Donald Trump

Vertice Trump-Marchionne: "Ambientalisti fuori controllo"

I big dell'auto alla Casa Bianca: riduzione delle tasse e meno burocrazia se la produzione resterà negli Usa

Vertice Trump-Marchionne: "Ambientalisti fuori controllo"

Tutti allineati con il «Trump-pensiero» i tre leader delle Case automobilistiche Usa: Mary Barra (General Motors), Mark Fields (Ford Motor Company) e Sergio Marchionne (Fca). Ieri mattina alle 9 il neo presidente degli Stati Uniti ha ricevuto alla Casa Bianca i tre top manager, ai quali ha illustrato il suo piano d'azione incentrato sulla salvaguardia delle produzioni locali e sul loro contestuale potenziamento. «Apprezzo l'intento del presidente di fare degli Stati Uniti un grande luogo dove fare business. Lavoreremo con il presidente Trump e i membri del Congresso per rafforzare l'industria americana», la risposta a caldo di Marchionne, presentatosi al vertice con l'inseparabile pullover nero. «L'industria dell'auto Usa - il commento di Mary Barra - si trova di fronte all'enorme opportunità di lavorare insieme al governo». E il ceo di Ford, Fields, in abito scuro e cravatta: «Apprezzo l'attenzione del presidente nel rendere gli Stati Uniti un luogo ideale per fare affari. Non vediamo l'ora di lavorare con il presidente Trump e i membri del Congresso per rafforzare l'industria manifatturiera americana». Insomma, uno per tutti e tutti per uno.

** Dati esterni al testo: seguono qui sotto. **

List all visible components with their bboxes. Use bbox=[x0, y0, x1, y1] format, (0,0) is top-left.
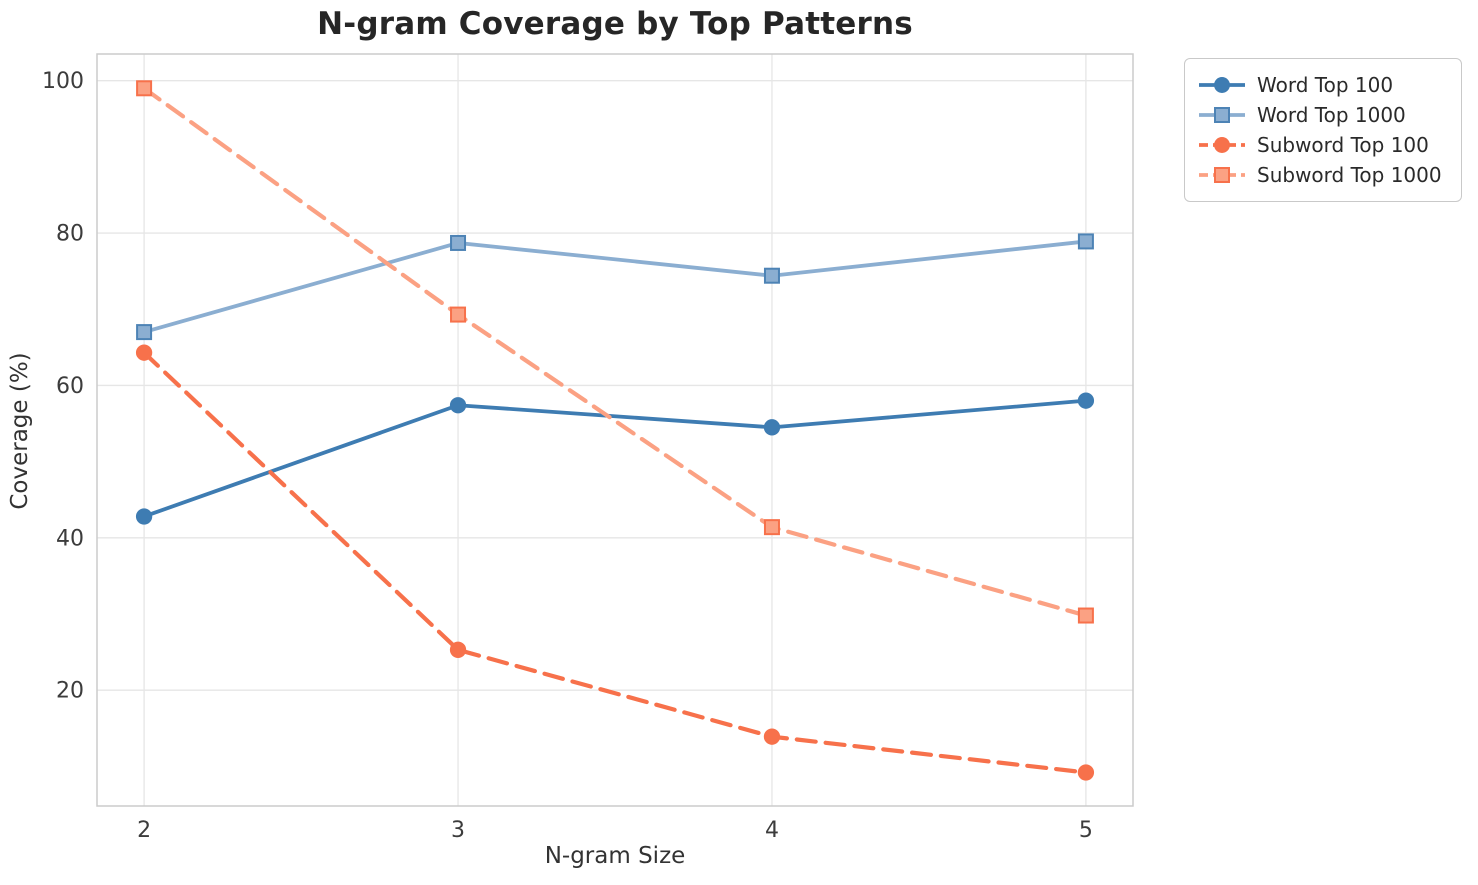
series-line-subword-top-1000 bbox=[141, 86, 1089, 618]
marker-word-top-1000 bbox=[1077, 233, 1094, 250]
y-tick-label: 100 bbox=[42, 69, 84, 94]
legend-item-subword-top-100: Subword Top 100 bbox=[1197, 130, 1449, 160]
legend-square-marker bbox=[1214, 107, 1230, 123]
legend-label: Subword Top 100 bbox=[1257, 133, 1429, 157]
marker-word-top-100 bbox=[135, 508, 153, 525]
legend-marker-subword-top-1000 bbox=[1199, 167, 1245, 183]
series-line-word-top-100 bbox=[142, 398, 1088, 519]
series-line-word-top-1000 bbox=[142, 239, 1088, 334]
legend-label: Subword Top 1000 bbox=[1257, 163, 1442, 187]
legend-marker-word-top-100 bbox=[1199, 77, 1245, 93]
marker-word-top-100 bbox=[763, 419, 781, 436]
x-tick-label: 5 bbox=[1079, 818, 1093, 843]
legend: Word Top 100 Word Top 1000 Subword Top 100… bbox=[1184, 58, 1462, 202]
legend-marker-word-top-1000 bbox=[1199, 107, 1245, 123]
x-tick-label: 3 bbox=[451, 818, 465, 843]
marker-word-top-1000 bbox=[136, 324, 153, 341]
x-tick-label: 2 bbox=[137, 818, 151, 843]
marker-subword-top-100 bbox=[1077, 764, 1095, 781]
marker-subword-top-1000 bbox=[763, 519, 780, 536]
legend-item-subword-top-1000: Subword Top 1000 bbox=[1197, 160, 1449, 190]
marker-subword-top-1000 bbox=[450, 306, 467, 323]
legend-circle-marker bbox=[1214, 137, 1230, 153]
marker-subword-top-1000 bbox=[1077, 607, 1094, 624]
legend-label: Word Top 1000 bbox=[1257, 103, 1406, 127]
marker-word-top-100 bbox=[1077, 392, 1095, 409]
x-axis-label: N-gram Size bbox=[544, 843, 686, 869]
legend-item-word-top-100: Word Top 100 bbox=[1197, 70, 1449, 100]
marker-word-top-1000 bbox=[450, 234, 467, 251]
y-tick-label: 60 bbox=[56, 374, 84, 399]
marker-subword-top-100 bbox=[763, 728, 781, 745]
marker-subword-top-100 bbox=[449, 641, 467, 658]
legend-circle-marker bbox=[1214, 77, 1230, 93]
marker-word-top-1000 bbox=[763, 267, 780, 284]
legend-item-word-top-1000: Word Top 1000 bbox=[1197, 100, 1449, 130]
marker-word-top-100 bbox=[449, 397, 467, 414]
legend-square-marker bbox=[1214, 167, 1230, 183]
series-line-subword-top-100 bbox=[141, 350, 1089, 775]
axes-spines bbox=[96, 53, 1134, 807]
marker-subword-top-100 bbox=[135, 344, 153, 361]
x-tick-label: 4 bbox=[765, 818, 779, 843]
marker-subword-top-1000 bbox=[136, 80, 153, 97]
chart-title: N-gram Coverage by Top Patterns bbox=[317, 6, 913, 42]
y-tick-label: 20 bbox=[56, 679, 84, 704]
legend-label: Word Top 100 bbox=[1257, 73, 1394, 97]
y-tick-label: 80 bbox=[56, 222, 84, 247]
legend-marker-subword-top-100 bbox=[1199, 137, 1245, 153]
y-tick-label: 40 bbox=[56, 526, 84, 551]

Da Donald Trump sono arrivate promesse di riduzione delle tasse e sburocratizzazione del sistema allo scopo di rendere l'ambiente favorevole al business. Inoltre, il neo presidente ha rimarcato la sua posizione polemica verso le questioni green e gli eccessi regolatori nel Paese. «È assolutamente pazzesco - ha stigmatizzato -; l'ambientalismo è fuori controllo, seppure io in larga misura sia un ambientalista». Una posizione, questa, che potrebbe far comodo a Fca sotto accusa da parte dell'Agenzia per l'ambiente, per un presunto «Dieselgate bis». In proposito, il silenzio di questi giorni sulla vicenda può essere spiegato con il tempo richiesto per esaminare le risposte di Fca all'Epa.

Trump promette, ma in cambio di una serie di benefici pretende che le industrie dell'auto Usa giurino fedeltà al Paese e chiudano con le delocalizzazioni. «Voglio nuovi impianti costruiti qui, per auto che sono vendute qui», ha ribadito a Barra, Fields e Marchionne. I tre top manager si sono presentati alla Casa Bianca forti dei recenti annunci di nuovi investimenti in Nord America. Fca riverserà un miliardo di dollari in due fabbriche e ha stimato in 2mila i nuovi posti di lavoro. Nel complesso, Fca Usa ha destinato più di 9,6 miliardi di investimenti negli impianti produttivi Usa, per un totale di 25mila nuovi occupati dal 2009 a oggi. Ford ha invece annullato l'investimento di 1,6 miliardi in Messico, destinando 700 milioni a un sito nel Michigan, mentre Gm è tornata sui propri passi rispetto al piano da 5 miliardi a favore del polo centroamericano. Lo spettro di dazi pari al 35% sulle importazioni dal Messico ha costretto le «Big Three» a rivedere le strategie produttive. Trump, infatti, ha dimostrato di essere fermo sulle proprie idee, a partire dall'abbandono del patto di libero scambio Tpp con l'Asia, per poi voler ridiscutere in chiave Usa l'accordo Nafta (i rapporti commerciali con Canada e Messico). Analisti e osservatori Usa si chiedono intanto come tutti questi investimenti che Trump vuole portare sugli Usa, tra nuove siti e il recupero anche di quelli dismessi, possano effettivamente giovare al Paese. Se, cioè, il mercato sarà in grado di assorbire tutti i nuovi prodotti, soprattutto alla luce dei blocchi alle importazioni dall'Asia, cioè di veicoli notoriamente meno cari. Guardando alle tre Case nazionali, Trump potrebbe invece barattare l'importazione di prodotti dall'Europa (per esempio le Jeep Renegade dall'Italia) con un prefissato numero di veicoli sfornati negli Usa. La partita è ancora aperta. La Borsa di Milano è comunque fiduciosa: il titolo Fca si è tornato sopra i 10 euro (10,12) con un balzo del 5,9%.

Infine, ecco le risposte di Trump a Barack Obama, che, a fine mandato, aveva introdotto una serie di nuovi provvedimenti. Il neo presidente ha sovvertito altri punti fermi del predecessore, dando l'ok a due grandi oleodotti: il Keystone XL, che trasporta il greggio dal Canada al Golfo del Messico, e il Dakota Access, che collega Nord Dakota e Illinois.

L'oleodotto passa vicino a zone considerate sacre dalla tribù indiana dei Sioux e aveva innescato violente proteste.